A Washington où il a rencontré le président américain Donald Trump, le Premier ministre irakien Haider al-Abadi a estimé devant un groupe de réflexion, The Institute for Peace, que l'aide américaine aux troupes irakiennes pour reprendre Mossoul aux djihadistes «accélérerait» davantage sous l'administration Trump qu'elle ne l'aurait fait sous le gouvernement Obama.

«Je crois que cette administration veut être plus impliquée dans la lutte contre le terrorisme. Je ressens une différence dans la confrontation avec le terrorisme», a jugé Haider al-Abadi.

Progression dans la vieille ville

Après avoir conquis fin janvier les quartiers orientaux de Mossoul, les forces irakiennes mènent depuis le 19 février une opération sur l'ouest de la ville où elles se sont emparées de plusieurs secteurs importants, comme le siège du gouvernement de la province de Ninive, dont Mossoul est le chef-lieu, et la gare ferroviaire.

Lundi, le général de brigade Mahdi Abbas Abdallah (Force d'intervention rapide) a indiqué que les forces irakiennes entendaient progresser vers l'Ouest et pénétrer de facto dans la vieille ville, depuis le Pont de fer, situé à l'entrée de cette zone, un secteur où d'intenses combats s'étaient déroulés dimanche. «L'offensive a repris dans la même zone qu'hier (...) constituée de grands bâtiments, de marchés et de rues étroites où l'ennemi se terre», a-t-il dit.

Ces derniers jours, des responsables irakiens avaient affirmé que plusieurs bâtiments avaient été conquis dans le premier périmètre du quartier.
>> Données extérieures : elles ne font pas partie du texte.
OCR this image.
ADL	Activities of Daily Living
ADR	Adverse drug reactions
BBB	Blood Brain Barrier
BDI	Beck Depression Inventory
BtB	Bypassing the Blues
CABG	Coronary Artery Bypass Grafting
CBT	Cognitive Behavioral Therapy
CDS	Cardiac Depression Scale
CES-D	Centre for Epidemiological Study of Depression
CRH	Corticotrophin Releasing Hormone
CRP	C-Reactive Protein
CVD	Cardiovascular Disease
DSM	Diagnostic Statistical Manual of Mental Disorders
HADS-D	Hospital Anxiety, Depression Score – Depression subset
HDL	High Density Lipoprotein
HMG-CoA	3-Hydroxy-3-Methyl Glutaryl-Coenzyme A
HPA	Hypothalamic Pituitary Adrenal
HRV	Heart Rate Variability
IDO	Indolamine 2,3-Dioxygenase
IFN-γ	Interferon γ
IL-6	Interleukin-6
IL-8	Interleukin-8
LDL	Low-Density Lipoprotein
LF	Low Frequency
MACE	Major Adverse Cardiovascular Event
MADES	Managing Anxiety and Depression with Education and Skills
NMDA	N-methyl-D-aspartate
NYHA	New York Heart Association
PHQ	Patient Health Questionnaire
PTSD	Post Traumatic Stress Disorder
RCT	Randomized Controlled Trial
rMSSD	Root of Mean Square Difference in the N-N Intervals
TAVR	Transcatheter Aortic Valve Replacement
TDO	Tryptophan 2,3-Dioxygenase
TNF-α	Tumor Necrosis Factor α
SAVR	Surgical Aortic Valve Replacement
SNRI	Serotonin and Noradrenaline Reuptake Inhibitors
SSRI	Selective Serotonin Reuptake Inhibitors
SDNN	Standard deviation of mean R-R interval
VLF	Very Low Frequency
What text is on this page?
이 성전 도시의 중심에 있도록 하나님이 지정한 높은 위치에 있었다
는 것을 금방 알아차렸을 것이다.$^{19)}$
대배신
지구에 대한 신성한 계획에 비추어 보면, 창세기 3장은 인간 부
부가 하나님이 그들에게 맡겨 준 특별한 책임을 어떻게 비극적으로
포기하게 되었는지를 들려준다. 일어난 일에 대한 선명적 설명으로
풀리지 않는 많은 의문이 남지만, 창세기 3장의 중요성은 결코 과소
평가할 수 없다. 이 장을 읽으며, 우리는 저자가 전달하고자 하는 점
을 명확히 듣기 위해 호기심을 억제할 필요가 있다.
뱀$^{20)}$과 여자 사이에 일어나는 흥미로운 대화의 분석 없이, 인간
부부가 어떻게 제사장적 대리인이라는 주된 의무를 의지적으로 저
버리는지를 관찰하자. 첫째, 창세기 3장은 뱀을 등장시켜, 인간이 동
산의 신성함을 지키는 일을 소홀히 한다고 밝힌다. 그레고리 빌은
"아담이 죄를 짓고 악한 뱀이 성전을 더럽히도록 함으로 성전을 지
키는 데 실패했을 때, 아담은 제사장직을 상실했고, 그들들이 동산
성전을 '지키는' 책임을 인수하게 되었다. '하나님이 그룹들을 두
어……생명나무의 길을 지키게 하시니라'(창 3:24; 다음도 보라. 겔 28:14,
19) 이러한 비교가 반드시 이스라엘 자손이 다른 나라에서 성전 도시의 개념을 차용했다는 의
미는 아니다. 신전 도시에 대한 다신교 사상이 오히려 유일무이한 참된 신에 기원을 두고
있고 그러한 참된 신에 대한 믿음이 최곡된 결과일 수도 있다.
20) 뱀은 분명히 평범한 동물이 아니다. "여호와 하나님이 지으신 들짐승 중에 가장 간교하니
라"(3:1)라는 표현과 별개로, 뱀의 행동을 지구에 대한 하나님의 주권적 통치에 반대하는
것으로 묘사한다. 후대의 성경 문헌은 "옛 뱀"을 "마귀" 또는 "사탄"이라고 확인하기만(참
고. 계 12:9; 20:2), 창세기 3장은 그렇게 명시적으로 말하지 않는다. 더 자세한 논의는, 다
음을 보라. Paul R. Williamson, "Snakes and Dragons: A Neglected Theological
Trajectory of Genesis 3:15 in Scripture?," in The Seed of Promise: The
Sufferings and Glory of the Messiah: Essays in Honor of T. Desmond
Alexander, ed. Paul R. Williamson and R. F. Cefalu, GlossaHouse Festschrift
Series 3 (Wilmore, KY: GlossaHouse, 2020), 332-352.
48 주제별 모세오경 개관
Les combats dans cet environnement urbain font craindre le pire pour les civils, s'est alarmée Lise Grande, la coordinatrice humanitaire de l'ONU pour l'Irak.

«Les gens qui fuient nous disent qu'il est très difficile d'entrer ou de sortir de la Vieille ville. Les familles risquent de se faire tirer dessus si elles partent, et elles sont en danger si elles restent», a-t-elle déclaré dans un communiqué. «C'est horrible. Des centaines de milliers de civils sont piégés et en situation de terrible danger».

180'000 déplacés

Certains habitants ont toutefois pu quitter la ville et fuir les combats qui tétanisent la population. Selon le gouvernement irakien, plus de 180'000 personnes venant de Mossoul-Ouest se trouvent actuellement hors de leur domicile.

Sur ce total, quelque 111'000 personnes ont trouvé refuge dans les 17 camps et centres d'accueil installés dans les environs de Mossoul, le reste étant souvent hébergé par des proches. Selon l'ONU, le nombre de déplacés pourrait encore augmenter à mesure que les forces irakiennes progresseront.

«Les agences humanitaires se préparent à la possibilité que 300'000 à 320'000 civils supplémentaires puissent fuir dans les prochaines semaines», a indiqué le Bureau des Nations unies pour la coordination des Affaires humanitaires (OCHA), alors que le gouvernement irakien a indiqué pouvoir encore accueillir 100'000 personnes.

«Derniers retranchements»

«L'opération humanitaire à Mossoul-Ouest est bien plus importante et complexe que dans (Mossoul)-Est», a expliqué Lise Grande. «La principale différence, c'est que des milliers de familles sont restées chez elle dans l'Est, alors qu'à l'Ouest, des dizaines de milliers fuient». «La crise est en train de nous pousser jusque dans nos derniers retranchements», a-t-elle prévenu.

Avant la prise de Mossoul par l'EI en juin 2014, la population de la ville était estimée à deux millions d'habitants. A Bagdad, l'EI a revendiqué un attentat à la voiture piégée perpétré à Hay al-Amel, un secteur commerçant fréquenté de l'ouest de la capitale irakienne. L'attaque a fait au moins 15 morts et 33 blessés.